Americans have been whooshing from place to place for more than a century, in ever- increasing numbers and at ever- increasing speeds. Beginning today, those who whoosh their way to Washington's Smithsonian Institution can see just where they've been going, how they've been getting there and why any of that makes any difference.

Step inside the National Museum of American History, and visitors will find themselves strolling down a genuine piece of blacktop from the fabled Route 66, "riding" a car on Chicago's elevated line in December 1959, listening in as a traveler tries to rent a tourist cabin at a Laurel-area motor court in the 1930s or experiencing the tumult surrounding the New York City docks in the 1920s.

America on the Move, at 26,000 square feet the largest exhibit ever mounted by the Smithsonian, opens at noon today at the NMAH, 14th Street and Constitution Avenue. Its 300-plus artifacts, everything from a train engine to a driver's license, do more than simply chronicle the evolution of American transportation. They explain how all that movement has shaped this nation's history, affected its people and necessitated changes both good and bad.
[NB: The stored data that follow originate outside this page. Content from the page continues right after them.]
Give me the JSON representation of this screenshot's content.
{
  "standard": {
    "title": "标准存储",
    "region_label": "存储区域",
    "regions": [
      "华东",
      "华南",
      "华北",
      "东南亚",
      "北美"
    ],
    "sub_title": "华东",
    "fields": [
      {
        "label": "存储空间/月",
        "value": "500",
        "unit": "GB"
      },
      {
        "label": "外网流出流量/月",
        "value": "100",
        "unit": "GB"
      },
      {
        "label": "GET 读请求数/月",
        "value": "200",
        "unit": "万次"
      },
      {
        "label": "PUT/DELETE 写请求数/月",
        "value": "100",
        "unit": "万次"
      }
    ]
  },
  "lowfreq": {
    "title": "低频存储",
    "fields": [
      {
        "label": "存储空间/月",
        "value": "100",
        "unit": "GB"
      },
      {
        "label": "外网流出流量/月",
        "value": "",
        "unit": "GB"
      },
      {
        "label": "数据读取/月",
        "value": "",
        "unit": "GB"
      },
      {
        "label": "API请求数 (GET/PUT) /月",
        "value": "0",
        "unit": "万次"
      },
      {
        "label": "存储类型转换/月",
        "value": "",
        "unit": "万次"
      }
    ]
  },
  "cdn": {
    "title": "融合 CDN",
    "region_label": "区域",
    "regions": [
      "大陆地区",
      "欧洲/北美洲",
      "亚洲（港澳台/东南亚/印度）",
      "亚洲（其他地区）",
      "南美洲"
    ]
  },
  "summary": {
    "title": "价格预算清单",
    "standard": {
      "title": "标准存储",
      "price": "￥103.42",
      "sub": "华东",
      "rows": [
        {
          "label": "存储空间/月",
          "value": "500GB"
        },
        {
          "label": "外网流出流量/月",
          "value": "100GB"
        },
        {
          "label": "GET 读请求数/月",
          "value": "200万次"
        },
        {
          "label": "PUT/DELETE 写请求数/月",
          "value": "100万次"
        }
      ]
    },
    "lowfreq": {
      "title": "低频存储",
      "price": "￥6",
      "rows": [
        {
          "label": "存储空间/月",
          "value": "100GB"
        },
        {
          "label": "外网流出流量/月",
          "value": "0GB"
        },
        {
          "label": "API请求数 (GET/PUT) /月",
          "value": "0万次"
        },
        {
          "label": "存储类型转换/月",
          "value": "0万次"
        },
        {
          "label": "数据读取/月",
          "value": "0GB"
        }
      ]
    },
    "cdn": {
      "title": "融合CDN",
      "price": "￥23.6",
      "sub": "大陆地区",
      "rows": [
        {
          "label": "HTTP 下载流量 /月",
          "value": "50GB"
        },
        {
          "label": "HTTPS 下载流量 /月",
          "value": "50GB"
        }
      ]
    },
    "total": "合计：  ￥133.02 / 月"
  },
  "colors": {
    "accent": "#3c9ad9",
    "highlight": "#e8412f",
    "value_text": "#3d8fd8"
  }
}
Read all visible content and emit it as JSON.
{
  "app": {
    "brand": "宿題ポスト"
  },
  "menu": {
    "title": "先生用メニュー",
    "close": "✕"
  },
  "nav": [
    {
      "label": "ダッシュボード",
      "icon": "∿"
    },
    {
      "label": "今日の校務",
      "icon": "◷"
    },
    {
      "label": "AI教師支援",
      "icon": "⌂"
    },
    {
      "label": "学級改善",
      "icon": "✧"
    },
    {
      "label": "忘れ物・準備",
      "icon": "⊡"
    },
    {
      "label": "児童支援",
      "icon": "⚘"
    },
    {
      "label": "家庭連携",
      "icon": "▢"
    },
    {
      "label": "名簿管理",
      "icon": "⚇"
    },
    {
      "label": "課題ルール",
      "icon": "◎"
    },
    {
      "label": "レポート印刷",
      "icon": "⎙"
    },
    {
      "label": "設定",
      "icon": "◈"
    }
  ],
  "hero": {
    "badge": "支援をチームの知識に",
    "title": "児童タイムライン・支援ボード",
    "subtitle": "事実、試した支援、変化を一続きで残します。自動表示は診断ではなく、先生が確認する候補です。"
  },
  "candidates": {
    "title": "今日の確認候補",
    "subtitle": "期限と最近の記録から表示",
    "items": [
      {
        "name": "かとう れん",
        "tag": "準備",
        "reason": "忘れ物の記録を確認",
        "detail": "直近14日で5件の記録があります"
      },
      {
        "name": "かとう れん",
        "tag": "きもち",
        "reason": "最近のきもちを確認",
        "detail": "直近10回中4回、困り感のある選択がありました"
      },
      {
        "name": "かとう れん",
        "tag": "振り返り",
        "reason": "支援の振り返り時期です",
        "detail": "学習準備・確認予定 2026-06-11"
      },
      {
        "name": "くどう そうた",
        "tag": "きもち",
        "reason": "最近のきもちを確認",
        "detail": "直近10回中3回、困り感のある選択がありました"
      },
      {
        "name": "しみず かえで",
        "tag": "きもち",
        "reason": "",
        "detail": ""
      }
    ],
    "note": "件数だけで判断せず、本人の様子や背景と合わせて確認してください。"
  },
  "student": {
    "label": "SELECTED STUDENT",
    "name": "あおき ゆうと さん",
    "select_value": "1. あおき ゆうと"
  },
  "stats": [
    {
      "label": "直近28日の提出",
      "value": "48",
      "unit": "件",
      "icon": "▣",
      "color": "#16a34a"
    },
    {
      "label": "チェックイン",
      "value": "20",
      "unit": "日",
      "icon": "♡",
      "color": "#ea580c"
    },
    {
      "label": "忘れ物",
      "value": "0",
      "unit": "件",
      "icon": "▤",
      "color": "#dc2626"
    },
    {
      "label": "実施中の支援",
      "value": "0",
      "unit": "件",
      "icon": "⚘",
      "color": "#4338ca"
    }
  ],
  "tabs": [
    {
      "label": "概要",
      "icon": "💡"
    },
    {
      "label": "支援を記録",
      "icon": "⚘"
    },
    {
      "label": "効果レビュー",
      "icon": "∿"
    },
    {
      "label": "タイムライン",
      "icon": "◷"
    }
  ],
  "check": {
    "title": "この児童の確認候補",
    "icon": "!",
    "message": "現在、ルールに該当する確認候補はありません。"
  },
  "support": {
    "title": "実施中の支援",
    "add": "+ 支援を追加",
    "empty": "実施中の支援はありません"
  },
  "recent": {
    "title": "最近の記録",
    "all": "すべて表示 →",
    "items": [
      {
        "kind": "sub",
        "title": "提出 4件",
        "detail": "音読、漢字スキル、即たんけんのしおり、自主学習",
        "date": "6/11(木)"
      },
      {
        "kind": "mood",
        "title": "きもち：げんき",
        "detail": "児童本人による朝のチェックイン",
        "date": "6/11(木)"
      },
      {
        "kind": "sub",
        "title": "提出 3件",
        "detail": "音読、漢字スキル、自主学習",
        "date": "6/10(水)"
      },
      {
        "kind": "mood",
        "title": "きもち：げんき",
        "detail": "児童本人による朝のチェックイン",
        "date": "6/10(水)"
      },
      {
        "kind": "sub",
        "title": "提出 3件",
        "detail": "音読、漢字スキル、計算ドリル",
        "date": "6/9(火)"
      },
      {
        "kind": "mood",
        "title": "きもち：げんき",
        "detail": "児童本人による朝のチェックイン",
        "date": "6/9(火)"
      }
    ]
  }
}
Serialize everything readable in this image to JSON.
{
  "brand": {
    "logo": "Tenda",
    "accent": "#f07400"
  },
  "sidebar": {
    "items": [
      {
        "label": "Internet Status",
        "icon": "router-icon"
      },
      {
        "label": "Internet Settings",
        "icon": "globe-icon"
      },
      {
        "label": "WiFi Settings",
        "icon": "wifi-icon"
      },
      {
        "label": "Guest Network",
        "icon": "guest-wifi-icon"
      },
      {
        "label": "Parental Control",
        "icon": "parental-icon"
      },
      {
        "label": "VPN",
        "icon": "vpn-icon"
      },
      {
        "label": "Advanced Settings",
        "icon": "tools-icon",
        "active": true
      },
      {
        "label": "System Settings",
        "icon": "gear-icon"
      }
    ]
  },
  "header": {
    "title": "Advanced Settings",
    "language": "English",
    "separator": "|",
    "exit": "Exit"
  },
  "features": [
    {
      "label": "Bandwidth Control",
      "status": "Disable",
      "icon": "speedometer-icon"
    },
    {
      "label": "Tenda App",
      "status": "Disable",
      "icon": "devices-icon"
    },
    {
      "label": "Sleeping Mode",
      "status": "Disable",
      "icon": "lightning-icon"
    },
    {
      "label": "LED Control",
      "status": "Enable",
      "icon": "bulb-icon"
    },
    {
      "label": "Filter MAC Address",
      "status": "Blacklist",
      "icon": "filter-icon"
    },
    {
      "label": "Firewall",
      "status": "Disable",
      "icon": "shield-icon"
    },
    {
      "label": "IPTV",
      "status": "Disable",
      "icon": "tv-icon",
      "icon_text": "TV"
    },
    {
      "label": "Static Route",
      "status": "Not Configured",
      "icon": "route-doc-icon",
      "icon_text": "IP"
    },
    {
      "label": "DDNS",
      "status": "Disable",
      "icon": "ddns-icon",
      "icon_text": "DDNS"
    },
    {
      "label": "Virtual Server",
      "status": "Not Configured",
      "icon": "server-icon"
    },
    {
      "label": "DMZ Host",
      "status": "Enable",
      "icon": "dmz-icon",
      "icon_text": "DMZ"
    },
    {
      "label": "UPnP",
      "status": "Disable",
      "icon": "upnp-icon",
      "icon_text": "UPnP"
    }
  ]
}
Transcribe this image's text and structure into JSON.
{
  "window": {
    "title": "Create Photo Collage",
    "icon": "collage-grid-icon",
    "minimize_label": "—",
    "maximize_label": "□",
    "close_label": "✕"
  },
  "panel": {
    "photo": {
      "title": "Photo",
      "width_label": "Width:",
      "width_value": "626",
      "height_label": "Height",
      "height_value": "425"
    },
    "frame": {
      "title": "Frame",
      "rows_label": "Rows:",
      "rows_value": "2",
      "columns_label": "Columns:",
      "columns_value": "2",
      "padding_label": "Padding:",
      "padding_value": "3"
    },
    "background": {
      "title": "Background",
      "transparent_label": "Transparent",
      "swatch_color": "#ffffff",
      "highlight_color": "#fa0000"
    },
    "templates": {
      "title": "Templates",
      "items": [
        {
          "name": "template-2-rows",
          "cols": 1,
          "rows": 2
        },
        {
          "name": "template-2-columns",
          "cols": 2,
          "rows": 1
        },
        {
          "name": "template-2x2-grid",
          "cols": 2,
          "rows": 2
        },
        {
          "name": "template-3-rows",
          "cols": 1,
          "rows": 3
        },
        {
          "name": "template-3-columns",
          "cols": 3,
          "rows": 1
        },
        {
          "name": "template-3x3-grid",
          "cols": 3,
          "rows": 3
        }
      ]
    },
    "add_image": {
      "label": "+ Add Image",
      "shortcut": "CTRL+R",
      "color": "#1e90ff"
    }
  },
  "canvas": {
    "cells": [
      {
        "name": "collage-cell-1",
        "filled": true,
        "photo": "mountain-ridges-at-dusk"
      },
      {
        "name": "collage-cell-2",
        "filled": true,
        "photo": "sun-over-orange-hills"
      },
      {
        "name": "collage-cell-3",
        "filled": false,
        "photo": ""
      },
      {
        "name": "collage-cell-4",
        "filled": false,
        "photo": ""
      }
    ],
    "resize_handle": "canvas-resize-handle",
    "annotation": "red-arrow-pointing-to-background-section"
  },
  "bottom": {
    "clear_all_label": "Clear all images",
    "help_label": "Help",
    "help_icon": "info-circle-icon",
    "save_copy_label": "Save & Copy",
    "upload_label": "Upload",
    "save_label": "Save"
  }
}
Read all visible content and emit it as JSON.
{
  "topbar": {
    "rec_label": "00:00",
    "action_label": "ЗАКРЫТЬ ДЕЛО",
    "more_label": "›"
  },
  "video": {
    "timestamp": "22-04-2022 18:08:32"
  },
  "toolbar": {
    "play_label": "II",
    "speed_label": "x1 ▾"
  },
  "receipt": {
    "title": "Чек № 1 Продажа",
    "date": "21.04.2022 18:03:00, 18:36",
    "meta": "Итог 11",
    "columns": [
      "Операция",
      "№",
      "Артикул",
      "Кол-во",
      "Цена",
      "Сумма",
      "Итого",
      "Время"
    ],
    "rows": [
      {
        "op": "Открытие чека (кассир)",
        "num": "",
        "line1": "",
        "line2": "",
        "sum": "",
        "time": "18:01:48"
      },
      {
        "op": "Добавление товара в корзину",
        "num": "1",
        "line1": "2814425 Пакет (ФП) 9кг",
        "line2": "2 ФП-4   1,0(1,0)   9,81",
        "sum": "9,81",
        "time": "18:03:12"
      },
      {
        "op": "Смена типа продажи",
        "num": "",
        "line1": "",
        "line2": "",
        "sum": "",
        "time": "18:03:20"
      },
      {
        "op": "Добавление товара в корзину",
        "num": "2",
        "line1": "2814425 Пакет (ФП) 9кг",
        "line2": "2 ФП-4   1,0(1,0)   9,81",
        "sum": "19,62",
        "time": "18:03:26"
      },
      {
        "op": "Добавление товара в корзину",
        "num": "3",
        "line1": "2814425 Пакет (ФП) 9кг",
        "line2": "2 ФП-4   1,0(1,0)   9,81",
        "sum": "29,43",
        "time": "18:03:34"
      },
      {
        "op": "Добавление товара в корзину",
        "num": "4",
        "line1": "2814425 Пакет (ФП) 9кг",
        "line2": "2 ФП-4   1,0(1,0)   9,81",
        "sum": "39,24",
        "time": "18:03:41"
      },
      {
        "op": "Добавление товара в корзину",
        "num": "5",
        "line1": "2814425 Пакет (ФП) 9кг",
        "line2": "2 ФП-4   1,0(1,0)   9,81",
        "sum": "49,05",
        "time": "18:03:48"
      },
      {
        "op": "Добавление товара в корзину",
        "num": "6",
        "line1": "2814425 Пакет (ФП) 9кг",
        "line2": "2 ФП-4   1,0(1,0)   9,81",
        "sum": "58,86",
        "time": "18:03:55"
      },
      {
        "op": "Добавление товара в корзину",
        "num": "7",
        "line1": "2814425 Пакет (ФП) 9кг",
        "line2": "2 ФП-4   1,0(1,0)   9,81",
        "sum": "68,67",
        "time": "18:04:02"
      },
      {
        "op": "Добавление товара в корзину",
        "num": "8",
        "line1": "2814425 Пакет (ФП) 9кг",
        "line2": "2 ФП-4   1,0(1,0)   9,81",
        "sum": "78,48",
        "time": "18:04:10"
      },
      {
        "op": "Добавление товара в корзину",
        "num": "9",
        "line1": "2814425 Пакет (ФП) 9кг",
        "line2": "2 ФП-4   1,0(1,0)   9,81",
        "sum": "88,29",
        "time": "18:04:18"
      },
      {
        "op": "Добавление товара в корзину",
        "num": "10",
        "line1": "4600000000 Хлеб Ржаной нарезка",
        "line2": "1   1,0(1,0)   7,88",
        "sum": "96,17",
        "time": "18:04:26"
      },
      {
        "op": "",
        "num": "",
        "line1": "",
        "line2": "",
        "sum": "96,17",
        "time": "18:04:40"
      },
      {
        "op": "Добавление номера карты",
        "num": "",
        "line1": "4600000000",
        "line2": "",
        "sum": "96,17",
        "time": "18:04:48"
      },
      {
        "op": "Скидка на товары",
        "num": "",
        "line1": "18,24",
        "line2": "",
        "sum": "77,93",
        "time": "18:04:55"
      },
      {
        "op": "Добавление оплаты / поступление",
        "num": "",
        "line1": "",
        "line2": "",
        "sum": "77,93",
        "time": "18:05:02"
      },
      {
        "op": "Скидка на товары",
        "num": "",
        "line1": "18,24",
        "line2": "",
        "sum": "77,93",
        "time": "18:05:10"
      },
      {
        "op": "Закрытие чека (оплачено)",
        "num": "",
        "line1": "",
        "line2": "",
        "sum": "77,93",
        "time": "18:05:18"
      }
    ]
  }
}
"Mobility is a defining experience in American life," NMAH director Brent D. Glass said during a preview of the exhibit earlier this week, as visitors wove their way through a reconfigured museum wing (until recently, it housed the Smithsonian's Road & Rails Hall) broken into 19 components. Each is set in a specific place at a specific time, beginning with Santa Cruz, Calif., in 1876 and ending with Los Angeles in 1999, and displays artifacts and text that follow the development of ground-level transportation from the coming of the railroad to the information superhighway.

The exhibit "shows how much transportation has sculpted our lives over the last century," said U.S. Transportation Secretary Norman Y. Mineta. Initial funding of America on the Move included a $3 million congressional appropriation administered through the Department of Transportation.

Arranged chronologically, the exhibit opens with the arrival of the railroad in Santa Cruz in 1876. At its center is the Philadelphia-built steam engine Jupiter, glistening in its new home (an improvement, no doubt, over its former life as part of a D.C.-area playground).

The Jupiter and its story - it operated on 15 miles of track laid by the Santa Cruz Railroad - is typical of what happened in towns throughout the United States at the time, as civic leaders, anxious to avail themselves of the riches that inevitably accompanied the arrival of the iron horse, raised whatever money was necessary and moved whatever earth needed to be moved to make that happen. Here, they envisioned the railroad helping Santa Cruz challenge San Francisco for commercial dominance; that never happened, but the railroad, which connected with the far-larger Union Pacific, did prove vital to farmers trying to move their crops.